Can a field be scientific without established, testable principles and theories? No, not really. Without theories, it's not obvious what the field would mean — what context would exist to guide research.

In a physics context, for example, a new idea that contradicted the principle of energy conservation would have to be accompanied by substantial evidence and an alternative explanation for the many observations that appear to support energy conservation.

Fields without central defining theories (i.e. psycholgy, sociology and others) don't have this problem — if a new idea comes along, it doesn't have to show how it works within, or contradicts, a pre-existing theoretical framework, for the simple reason that there's no such framework. This makes life very easy for psychologists, who, by wandering in a theoretical vacuum, can say or do practically anything.

This indifference to theoretical issues wouldn't be a problem for psychology any more than it is for philosophy, except for one thing — unlike philosophers, psychologists have clinics and pose as mental doctors to a gullible public.

But because of an absence of tested theories to define and discipline psychology, there is no mental medicine to stand alongside physical medicine, as a result of which, in spite of the existence of mental health clinics everywhere, there aren't actually any mental doctors to stand alongside physical doctors — the people who occupy mental health clinics are each more or less effective soley based on their personal skills, not because of their status as psychologists.

This article shows how physicists solve problems, how physics works, and why it is a science. Physics is a science only because of the existence of well-tested physical theories, as well as constant research to refine and sometimes falsify physical theories.

Physical theories have properties that legitimate scientific theories are expected to have — objectivity, meaning different observers will come to the same conclusion, falsifiability, meaning new persuasive evidence can overthrow existing theories, and consistency, meaning different physical theories must not contradict each other.

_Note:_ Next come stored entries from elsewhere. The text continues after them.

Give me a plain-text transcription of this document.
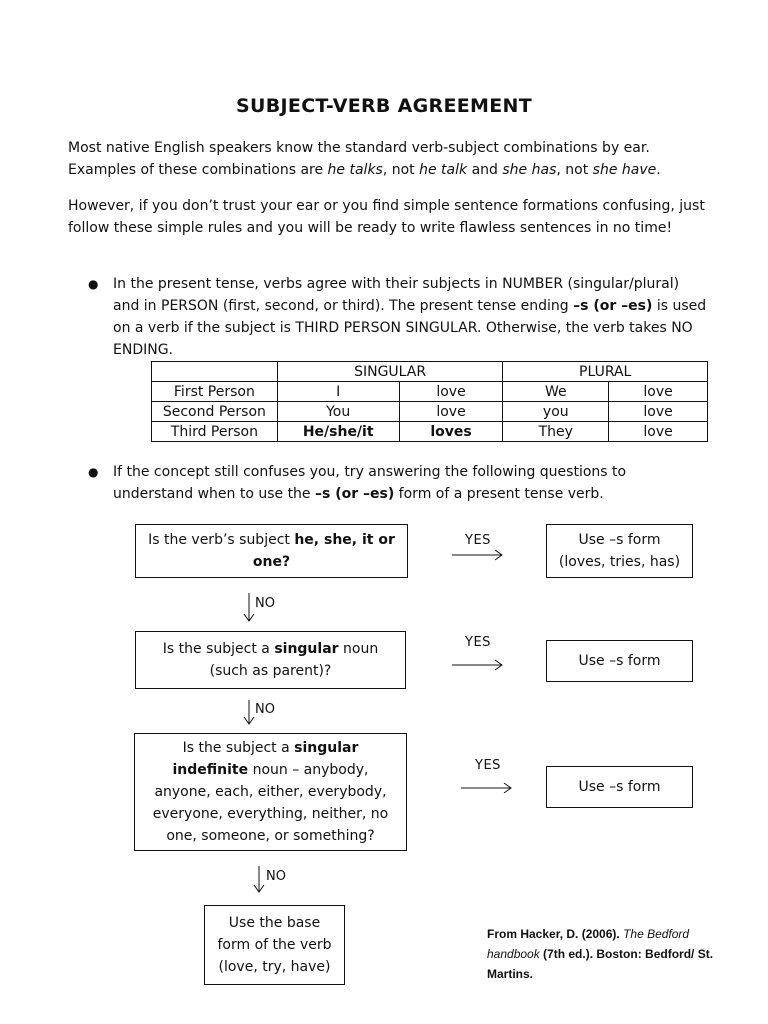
SUBJECT-VERB AGREEMENT

Most native English speakers know the standard verb-subject combinations by ear. Examples of these combinations are he talks, not he talk and she has, not she have.

However, if you don’t trust your ear or you find simple sentence formations confusing, just follow these simple rules and you will be ready to write flawless sentences in no time!

● In the present tense, verbs agree with their subjects in NUMBER (singular/plural) and in PERSON (first, second, or third). The present tense ending –s (or –es) is used on a verb if the subject is THIRD PERSON SINGULAR. Otherwise, the verb takes NO ENDING.
	SINGULAR		PLURAL	
First Person	I	love	We	love
Second Person	You	love	you	love
Third Person	He/she/it	loves	They	love
● If the concept still confuses you, try answering the following questions to understand when to use the –s (or –es) form of a present tense verb.
Is the verb’s subject he, she, it or one?
YES	Use –s form (loves, tries, has)
NO
Is the subject a singular noun (such as parent)?
YES
Use –s form
NO
Is the subject a singular indefinite noun – anybody, anyone, each, either, everybody, everyone, everything, neither, no one, someone, or something?
YES
Use –s form
NO
Use the base form of the verb (love, try, have)
From Hacker, D. (2006). The Bedford handbook (7th ed.). Boston: Bedford/ St. Martins.
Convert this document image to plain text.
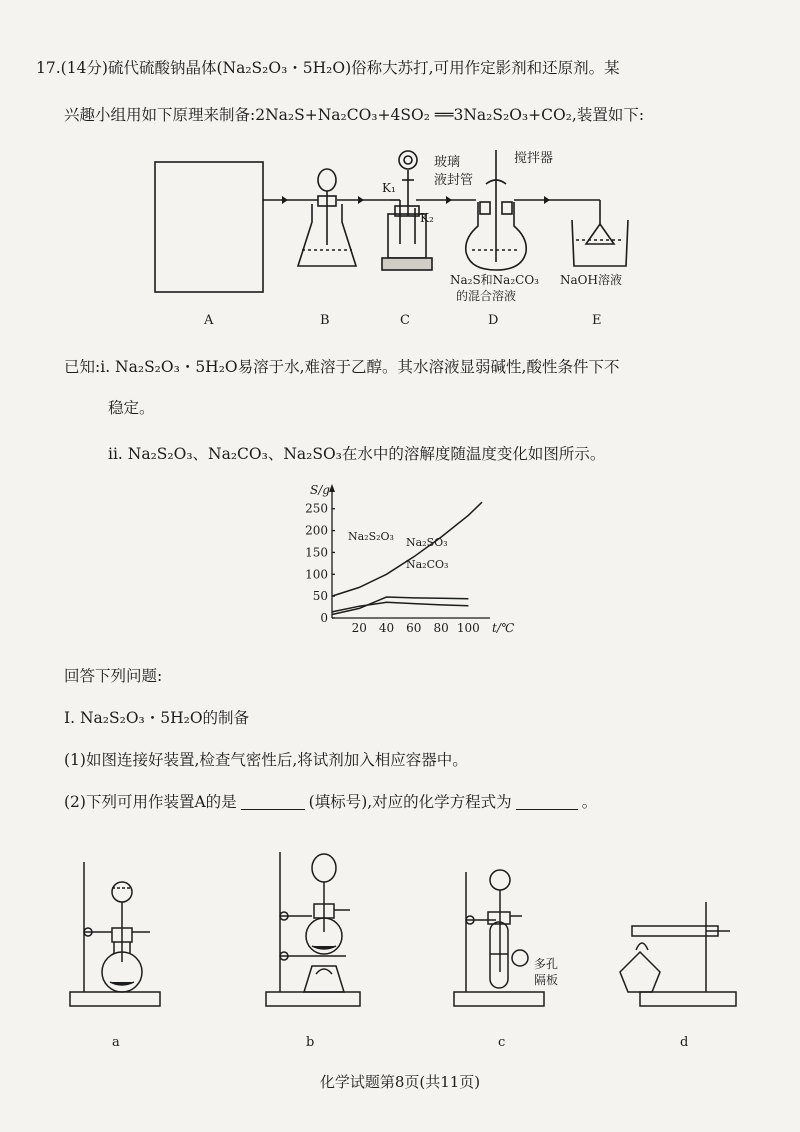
17.(14分)硫代硫酸钠晶体(Na₂S₂O₃・5H₂O)俗称大苏打,可用作定影剂和还原剂。某
兴趣小组用如下原理来制备:2Na₂S+Na₂CO₃+4SO₂ ══3Na₂S₂O₃+CO₂,装置如下:
玻璃
液封管
搅拌器
K₁
K₂
Na₂S和Na₂CO₃
的混合溶液
NaOH溶液
A	B	C	D	E
已知:i. Na₂S₂O₃・5H₂O易溶于水,难溶于乙醇。其水溶液显弱碱性,酸性条件下不
稳定。
ii. Na₂S₂O₃、Na₂CO₃、Na₂SO₃在水中的溶解度随温度变化如图所示。
S/g
0
50
100
150
200
250
20 40 60 80 100 t/℃
Na₂S₂O₃
Na₂CO₃
Na₂SO₃
回答下列问题:
Ⅰ. Na₂S₂O₃・5H₂O的制备
(1)如图连接好装置,检查气密性后,将试剂加入相应容器中。
(2)下列可用作装置A的是	(填标号),对应的化学方程式为	。
多孔
隔板
a	b	c	d
化学试题第8页(共11页)
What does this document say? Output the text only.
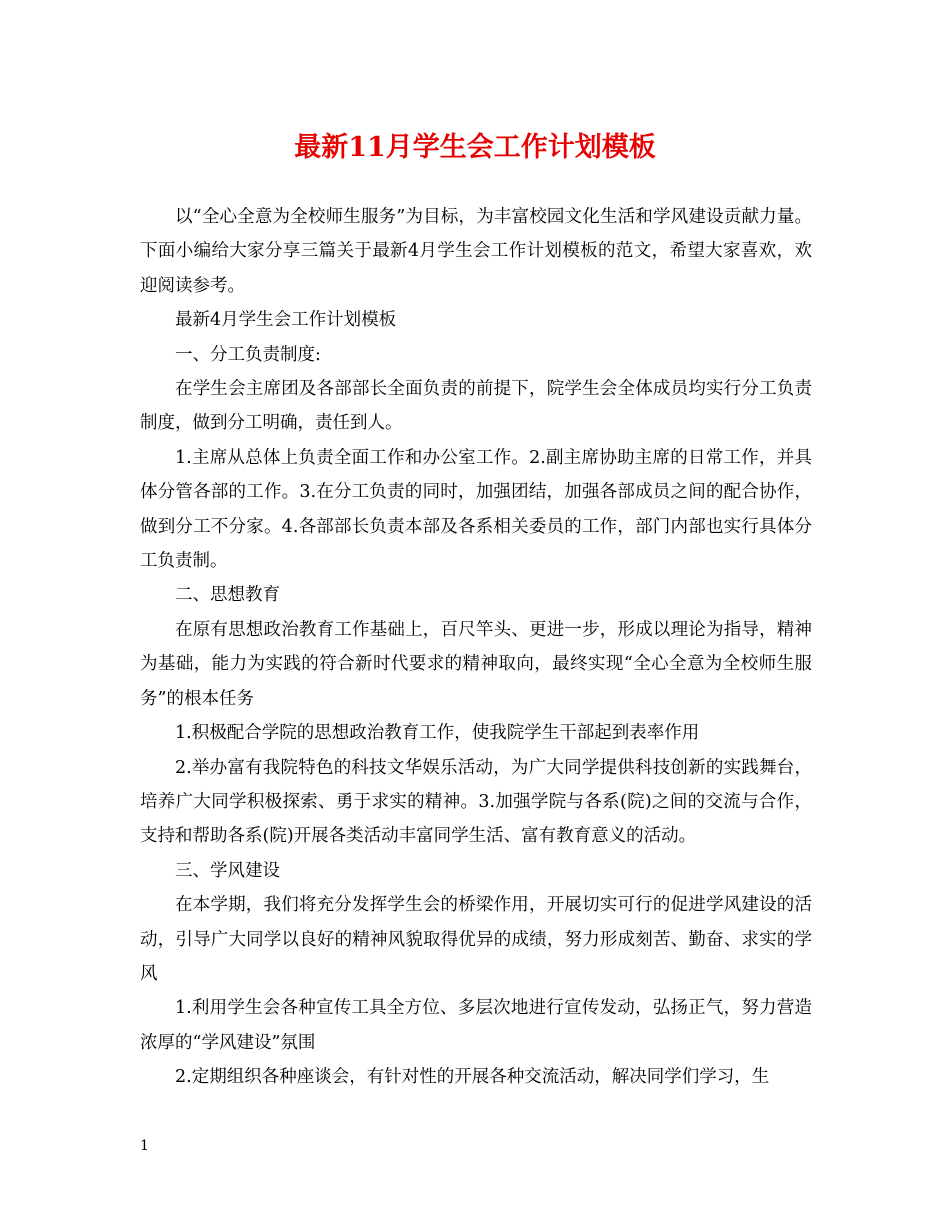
最新11月学生会工作计划模板

以“全心全意为全校师生服务”为目标，为丰富校园文化生活和学风建设贡献力量。下面小编给大家分享三篇关于最新4月学生会工作计划模板的范文，希望大家喜欢，欢迎阅读参考。

最新4月学生会工作计划模板

一、分工负责制度:

在学生会主席团及各部部长全面负责的前提下，院学生会全体成员均实行分工负责制度，做到分工明确，责任到人。

1.主席从总体上负责全面工作和办公室工作。2.副主席协助主席的日常工作，并具体分管各部的工作。3.在分工负责的同时，加强团结，加强各部成员之间的配合协作，做到分工不分家。4.各部部长负责本部及各系相关委员的工作，部门内部也实行具体分工负责制。

二、思想教育

在原有思想政治教育工作基础上，百尺竿头、更进一步，形成以理论为指导，精神为基础，能力为实践的符合新时代要求的精神取向，最终实现“全心全意为全校师生服务”的根本任务

1.积极配合学院的思想政治教育工作，使我院学生干部起到表率作用

2.举办富有我院特色的科技文华娱乐活动，为广大同学提供科技创新的实践舞台，培养广大同学积极探索、勇于求实的精神。3.加强学院与各系(院)之间的交流与合作，支持和帮助各系(院)开展各类活动丰富同学生活、富有教育意义的活动。

三、学风建设

在本学期，我们将充分发挥学生会的桥梁作用，开展切实可行的促进学风建设的活动，引导广大同学以良好的精神风貌取得优异的成绩，努力形成刻苦、勤奋、求实的学风

1.利用学生会各种宣传工具全方位、多层次地进行宣传发动，弘扬正气，努力营造浓厚的“学风建设”氛围

2.定期组织各种座谈会，有针对性的开展各种交流活动，解决同学们学习，生

1
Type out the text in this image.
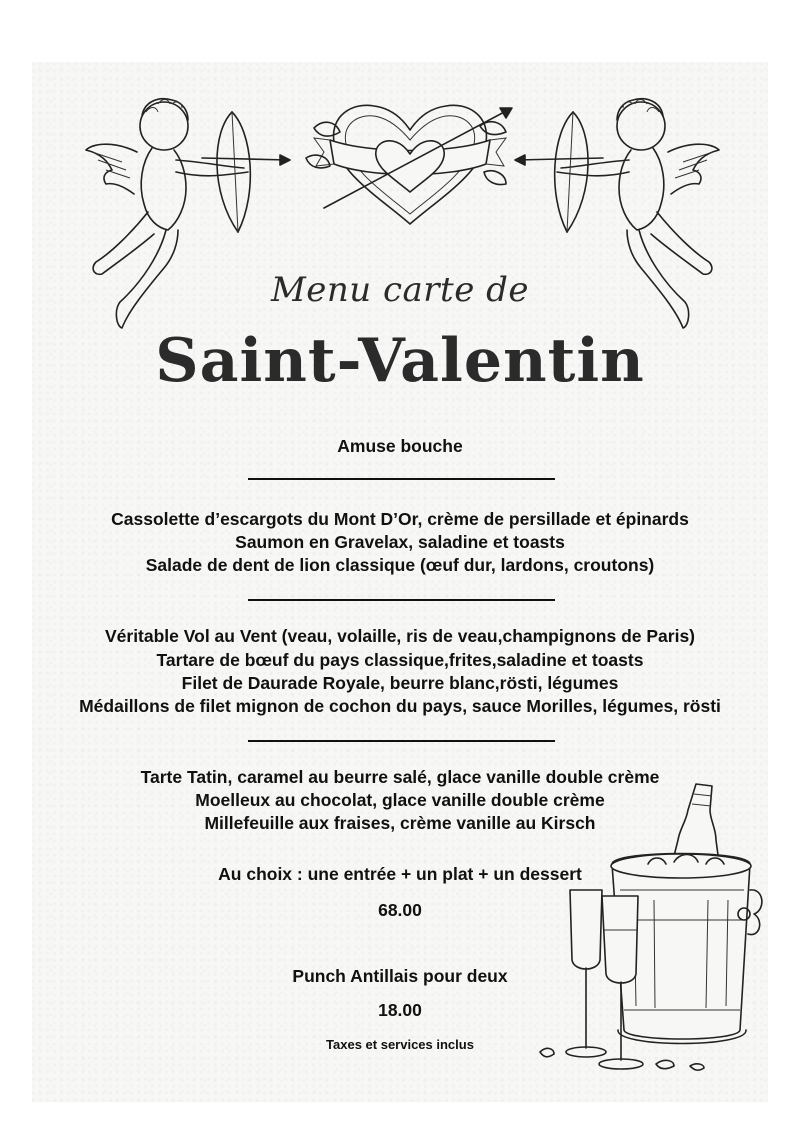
Menu carte de
Saint-Valentin
Amuse bouche
Cassolette d’escargots du Mont D’Or, crème de persillade et épinards
Saumon en Gravelax, saladine et toasts
Salade de dent de lion classique (œuf dur, lardons, croutons)
Véritable Vol au Vent (veau, volaille, ris de veau,champignons de Paris)
Tartare de bœuf du pays classique,frites,saladine et toasts
Filet de Daurade Royale, beurre blanc,rösti, légumes
Médaillons de filet mignon de cochon du pays, sauce Morilles, légumes, rösti
Tarte Tatin, caramel au beurre salé, glace vanille double crème
Moelleux au chocolat, glace vanille double crème
Millefeuille aux fraises, crème vanille au Kirsch
Au choix : une entrée + un plat + un dessert
68.00
Punch Antillais pour deux
18.00
Taxes et services inclus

This article's orbital example shows how a planetary orbit requires three elements of physical theory to be both true and consistent:

  • (9) Kinetic energy must be equal to: $e_k = \frac{1}{2} m v^2$
  • (10) GPE must be equal to: $e_p = \frac{-G m_1 m_2}{r}$
  • (11) Total orbital energy must be constant: $e_t = e_k + e_p = \frac{1}{2} m v^2 + \frac{-G m_1 m_2}{r}$

The three elements are defined by different underlying physical principles (kinetic energy, potential energy, and conservation of energy), and their ability to work together as well as model nature shows that physical theory is internally consistent as well as empirical. This is why physics is a science — not because of big research budgets, not because of impressive laboratories, not because of white lab coats, but because of theories that are consistent with each other and with nature, theories that define physics.

I regularly hear from psychologists who object to my frequent comparisons of psychology to real science, who try to say there are different kinds of science (and there are — there's science and pseudoscience), who ask why this is all so important. Isn't psychological science good enough?

In reply, I ask whether psychologists intend to pose as mental doctors, tell us what's wrong with us, estimate how many of us are "mentally ill" and how that number seems inevitably to increase as the years go by. If psychologists want to be thought of as doctors, then to avoid more disasters like Recovered Memory Therapy, psychologists must adopt scientific methods. And if they can't or won't do that, they need to stop pretending to be either scientists or doctors.